Tall, elegant silver centerpiece resting on a flat, triangular base with concave sides and guilloche border, mounted on three delicately chased shell feet, the lower body of the centerpiece likewise of triangular form with two bands of guilloche molding and the cast and applied arms of the Earls of Coventry on all three long sides separated by individual molded scroll motifs on the short sides, supported by three dolphins with looped tails between heavy swags of fruit and flowers; on each angle of the lower body stands a female figure of caryatid type sculptured in the round and clad in a classically draped gown and sandals, facing outward, the figures hold in each hand the wand, or scepter, of Dionysus, one surmounted by a pine cone and the other by ivy leaves and berries, so that they form a criss-cross pattern with the wands, which are crossed and tied near the middle with large bows, in the center of the figures is a large round medallion, and resting lightly on the heads of the figures is a circular stand decorated with a frieze of scrolling foliage and flowers below a large bowl of open basketwork rising to a double-plaited edge with a band of guilloche.
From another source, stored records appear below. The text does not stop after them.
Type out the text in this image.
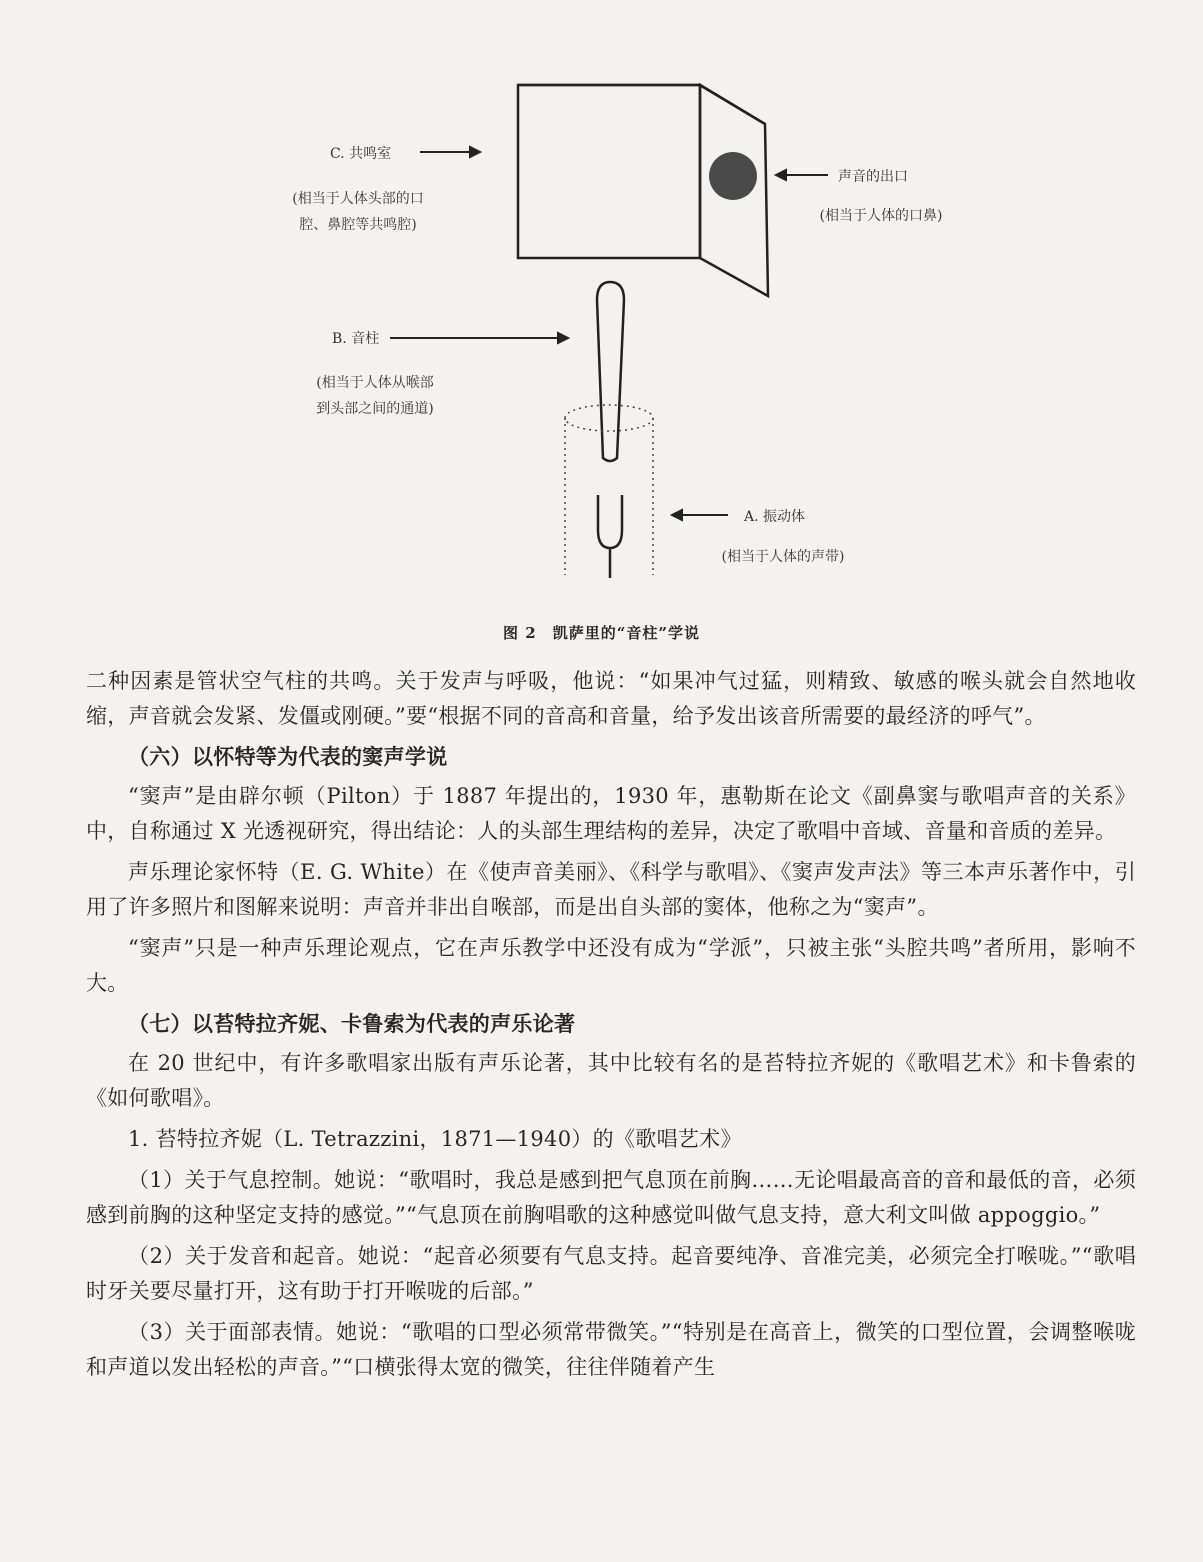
C. 共鸣室
(相当于人体头部的口
腔、鼻腔等共鸣腔)
声音的出口
(相当于人体的口鼻)
B. 音柱
(相当于人体从喉部
到头部之间的通道)
A. 振动体
(相当于人体的声带)
图 2　凯萨里的“音柱”学说

二种因素是管状空气柱的共鸣。关于发声与呼吸，他说：“如果冲气过猛，则精致、敏感的喉头就会自然地收缩，声音就会发紧、发僵或刚硬。”要“根据不同的音高和音量，给予发出该音所需要的最经济的呼气”。

（六）以怀特等为代表的窦声学说

“窦声”是由辟尔顿（Pilton）于 1887 年提出的，1930 年，惠勒斯在论文《副鼻窦与歌唱声音的关系》中，自称通过 X 光透视研究，得出结论：人的头部生理结构的差异，决定了歌唱中音域、音量和音质的差异。

声乐理论家怀特（E. G. White）在《使声音美丽》、《科学与歌唱》、《窦声发声法》等三本声乐著作中，引用了许多照片和图解来说明：声音并非出自喉部，而是出自头部的窦体，他称之为“窦声”。

“窦声”只是一种声乐理论观点，它在声乐教学中还没有成为“学派”，只被主张“头腔共鸣”者所用，影响不大。

（七）以苔特拉齐妮、卡鲁索为代表的声乐论著

在 20 世纪中，有许多歌唱家出版有声乐论著，其中比较有名的是苔特拉齐妮的《歌唱艺术》和卡鲁索的《如何歌唱》。

1. 苔特拉齐妮（L. Tetrazzini，1871—1940）的《歌唱艺术》

（1）关于气息控制。她说：“歌唱时，我总是感到把气息顶在前胸……无论唱最高音的音和最低的音，必须感到前胸的这种坚定支持的感觉。”“气息顶在前胸唱歌的这种感觉叫做气息支持，意大利文叫做 appoggio。”

（2）关于发音和起音。她说：“起音必须要有气息支持。起音要纯净、音准完美，必须完全打喉咙。”“歌唱时牙关要尽量打开，这有助于打开喉咙的后部。”

（3）关于面部表情。她说：“歌唱的口型必须常带微笑。”“特别是在高音上，微笑的口型位置，会调整喉咙和声道以发出轻松的声音。”“口横张得太宽的微笑，往往伴随着产生
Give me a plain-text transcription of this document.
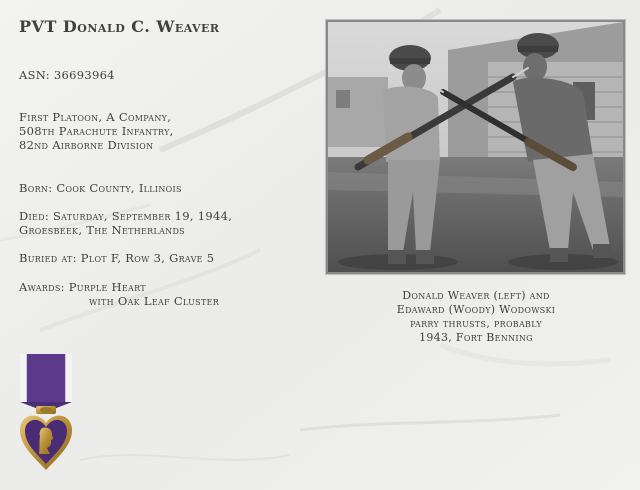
PVT Donald C. Weaver
ASN: 36693964
First Platoon, A Company,
508th Parachute Infantry,
82nd Airborne Division
Born: Cook County, Illinois
Died: Saturday, September 19, 1944,
Groesbeek, The Netherlands
Buried at: Plot F, Row 3, Grave 5
Awards: Purple Heart
with Oak Leaf Cluster	Donald Weaver (left) and
Edaward (Woody) Wodowski
parry thrusts, probably
1943, Fort Benning
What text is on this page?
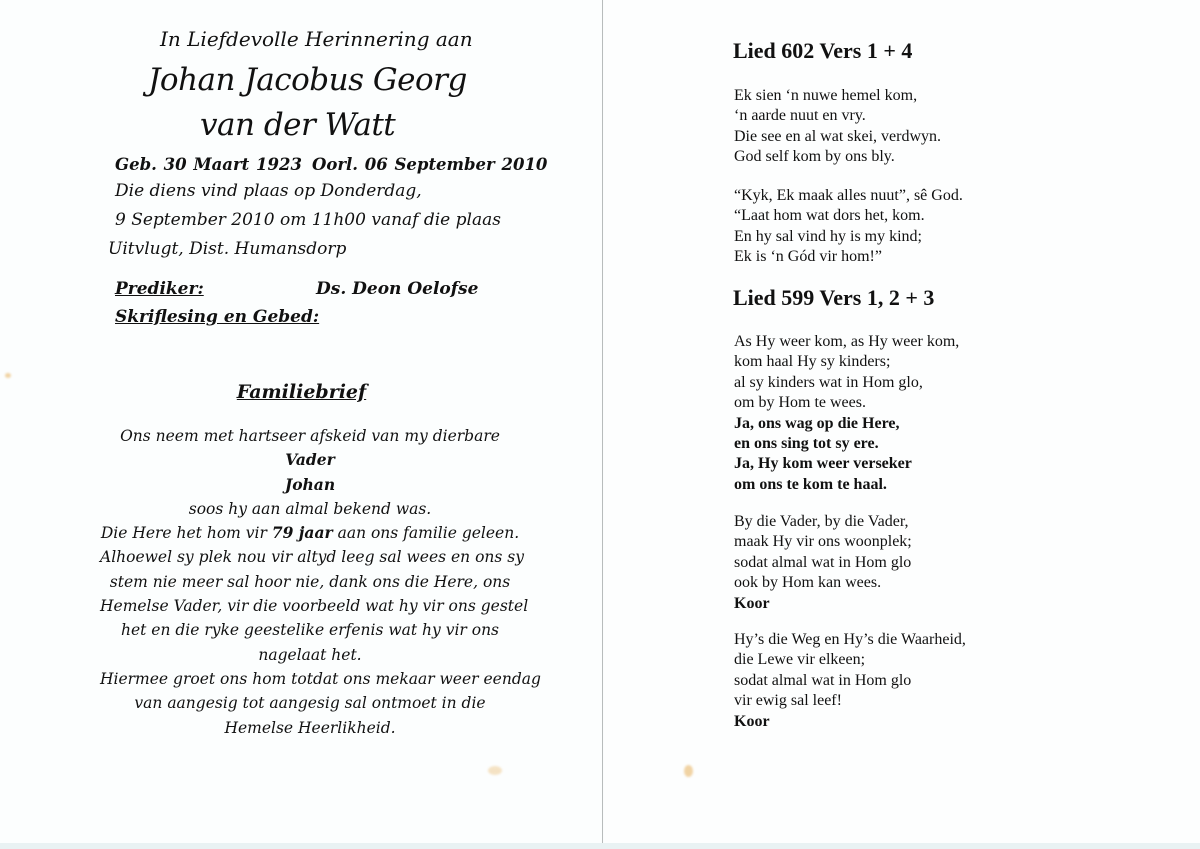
In Liefdevolle Herinnering aan
Johan Jacobus Georg
van der Watt
Geb. 30 Maart 1923 Oorl. 06 September 2010
Die diens vind plaas op Donderdag,
9 September 2010 om 11h00 vanaf die plaas
Uitvlugt, Dist. Humansdorp
Prediker:	Ds. Deon Oelofse
Skriflesing en Gebed:
Familiebrief
Ons neem met hartseer afskeid van my dierbare
Vader
Johan
soos hy aan almal bekend was.
Die Here het hom vir 79 jaar aan ons familie geleen.
Alhoewel sy plek nou vir altyd leeg sal wees en ons sy
stem nie meer sal hoor nie, dank ons die Here, ons
Hemelse Vader, vir die voorbeeld wat hy vir ons gestel
het en die ryke geestelike erfenis wat hy vir ons
nagelaat het.
Hiermee groet ons hom totdat ons mekaar weer eendag
van aangesig tot aangesig sal ontmoet in die
Hemelse Heerlikheid.
Lied 602 Vers 1 + 4
Ek sien ‘n nuwe hemel kom,
‘n aarde nuut en vry.
Die see en al wat skei, verdwyn.
God self kom by ons bly.
“Kyk, Ek maak alles nuut”, sê God.
“Laat hom wat dors het, kom.
En hy sal vind hy is my kind;
Ek is ‘n Gód vir hom!”
Lied 599 Vers 1, 2 + 3
As Hy weer kom, as Hy weer kom,
kom haal Hy sy kinders;
al sy kinders wat in Hom glo,
om by Hom te wees.
Ja, ons wag op die Here,
en ons sing tot sy ere.
Ja, Hy kom weer verseker
om ons te kom te haal.
By die Vader, by die Vader,
maak Hy vir ons woonplek;
sodat almal wat in Hom glo
ook by Hom kan wees.
Koor
Hy’s die Weg en Hy’s die Waarheid,
die Lewe vir elkeen;
sodat almal wat in Hom glo
vir ewig sal leef!
Koor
A glass liner (now missing) originally fit into the bowl.

Centerpiece

Paul Storr

1810-1811

Paul Storr was a master silversmith during the Regency period in England. The English Regency, or simply the Regency, is the name given to the period from 1811 to 1820 in which the Prince of Wales, later King George IV, ruled Great Britain as regent while his father, King George III, was incapacitated. In the decorative arts, the term Regency provides a useful label for the predominant style in England from the 1790s until the early Victorian 1840s. During this period much silver was made in a severe classical style characterized by the use of ancient Greek elements. But a Rococo revival began around 1804, based on the popular eighteenth-century style, and is evident in Storr’s work through his use of scroll-like forms and naturalistic details.